Bonsoir, Monsieur Tatou. Je me présente : Justin, conseiller des cuisines Lapendrie. Dans le cadre de notre démarche promotionnelle, je voulais vous faire profiter d’une offre exceptionnelle valable sur nos modèles « Honfleur » et « Chamonix », issus de la gamme classée « Prestige » de notre catalogue. Cette offre est réservée aux cent premiers clients et vous avez eu le privilège d’être tiré au sort. À ce titre, vous bénéficiez d’une remise de 50 % à valoir sur ces deux produits, offre valable un mois « satisfait ou remboursé » avec, en prime, la pose gratuite réalisée par un artisan agréé de votre choix. Avouez, Monsieur Tatou, que cette offre est vraiment intéressante, vous ne pensez pas ?
Ben…
Vous possédez une cuisine, Monsieur Tatou ?
Ben oui quand même…
De quand date-t-elle ?
Ouh… je ne sais pas. Je ne me suis jamais posé la question.

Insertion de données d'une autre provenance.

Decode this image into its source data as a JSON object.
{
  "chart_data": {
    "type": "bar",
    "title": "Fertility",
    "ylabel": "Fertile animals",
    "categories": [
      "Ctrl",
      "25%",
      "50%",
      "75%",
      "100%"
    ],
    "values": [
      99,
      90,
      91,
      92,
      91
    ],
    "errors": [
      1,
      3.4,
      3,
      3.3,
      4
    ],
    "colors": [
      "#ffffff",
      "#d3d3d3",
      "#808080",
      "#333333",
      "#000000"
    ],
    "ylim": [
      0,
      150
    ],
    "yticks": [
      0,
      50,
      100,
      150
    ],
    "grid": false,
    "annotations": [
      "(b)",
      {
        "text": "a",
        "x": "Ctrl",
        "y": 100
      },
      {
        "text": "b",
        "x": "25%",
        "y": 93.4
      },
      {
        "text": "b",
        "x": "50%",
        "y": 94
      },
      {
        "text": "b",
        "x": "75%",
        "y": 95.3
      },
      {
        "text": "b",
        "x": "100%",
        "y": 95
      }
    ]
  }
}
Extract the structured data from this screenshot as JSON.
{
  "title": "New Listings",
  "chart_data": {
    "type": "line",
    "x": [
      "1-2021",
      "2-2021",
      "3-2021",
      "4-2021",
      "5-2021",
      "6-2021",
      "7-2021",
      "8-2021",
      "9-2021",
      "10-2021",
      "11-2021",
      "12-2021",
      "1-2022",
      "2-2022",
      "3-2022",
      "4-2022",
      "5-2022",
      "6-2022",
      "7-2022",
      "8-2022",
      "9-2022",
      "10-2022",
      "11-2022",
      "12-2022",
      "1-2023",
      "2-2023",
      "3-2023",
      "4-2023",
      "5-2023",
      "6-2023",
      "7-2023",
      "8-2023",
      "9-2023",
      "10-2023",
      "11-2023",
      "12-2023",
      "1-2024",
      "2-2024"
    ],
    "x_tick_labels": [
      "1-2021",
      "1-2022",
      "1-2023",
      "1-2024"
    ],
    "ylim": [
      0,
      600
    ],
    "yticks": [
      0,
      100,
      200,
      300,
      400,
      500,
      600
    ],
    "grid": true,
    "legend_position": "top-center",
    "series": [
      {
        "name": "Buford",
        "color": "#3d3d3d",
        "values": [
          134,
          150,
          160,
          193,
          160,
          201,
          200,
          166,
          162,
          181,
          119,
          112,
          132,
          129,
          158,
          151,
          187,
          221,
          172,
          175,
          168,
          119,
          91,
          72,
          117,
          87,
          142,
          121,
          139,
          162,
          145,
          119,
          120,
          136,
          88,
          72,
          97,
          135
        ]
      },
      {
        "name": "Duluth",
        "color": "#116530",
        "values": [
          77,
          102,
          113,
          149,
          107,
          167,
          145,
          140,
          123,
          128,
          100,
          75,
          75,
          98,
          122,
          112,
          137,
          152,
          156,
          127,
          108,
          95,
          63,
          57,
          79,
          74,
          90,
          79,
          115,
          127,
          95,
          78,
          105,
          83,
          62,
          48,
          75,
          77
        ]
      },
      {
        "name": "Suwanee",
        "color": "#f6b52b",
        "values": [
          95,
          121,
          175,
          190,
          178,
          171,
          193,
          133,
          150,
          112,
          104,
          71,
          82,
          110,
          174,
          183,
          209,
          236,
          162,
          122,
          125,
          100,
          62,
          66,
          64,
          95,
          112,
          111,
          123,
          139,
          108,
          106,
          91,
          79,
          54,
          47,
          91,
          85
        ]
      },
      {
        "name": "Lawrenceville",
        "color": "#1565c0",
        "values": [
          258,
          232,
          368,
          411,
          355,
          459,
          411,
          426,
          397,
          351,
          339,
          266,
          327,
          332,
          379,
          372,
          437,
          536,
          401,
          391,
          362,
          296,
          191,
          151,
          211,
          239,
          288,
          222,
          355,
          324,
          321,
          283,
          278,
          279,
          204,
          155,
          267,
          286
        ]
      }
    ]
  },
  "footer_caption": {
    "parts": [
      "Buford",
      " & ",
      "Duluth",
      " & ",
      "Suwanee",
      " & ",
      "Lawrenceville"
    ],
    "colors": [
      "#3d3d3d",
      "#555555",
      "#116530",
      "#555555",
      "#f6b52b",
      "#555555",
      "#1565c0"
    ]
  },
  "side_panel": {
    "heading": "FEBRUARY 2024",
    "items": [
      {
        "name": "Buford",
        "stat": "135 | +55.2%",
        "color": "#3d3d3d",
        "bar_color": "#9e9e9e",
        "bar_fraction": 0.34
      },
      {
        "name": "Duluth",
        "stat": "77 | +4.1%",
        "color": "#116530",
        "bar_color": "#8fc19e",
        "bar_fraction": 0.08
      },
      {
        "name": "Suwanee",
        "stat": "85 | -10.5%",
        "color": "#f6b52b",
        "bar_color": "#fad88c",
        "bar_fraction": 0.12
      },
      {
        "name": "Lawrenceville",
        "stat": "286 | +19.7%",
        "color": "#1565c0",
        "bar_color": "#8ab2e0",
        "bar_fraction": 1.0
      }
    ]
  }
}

Si vous ne le savez pas, on peut donc considérer qu’elle a sans doute plus de dix ans. Quinze peut-être ? Davantage ?
Peut-être, oui…
Alors, Monsieur Tatou, laissez-moi vous annoncer un avantage supplémentaire à cette offre qui ne vous laissera pas indifférent, j’en suis sûr. Les cuisines Lapendrie ne vous accordent pas une garantie de dix ans comme habituellement, mais une garantie exceptionnelle de quinze ans ! Rendez-vous compte, Monsieur Tatou, l’assurance et la tranquillité dont vous allez bénéficier en choisissant…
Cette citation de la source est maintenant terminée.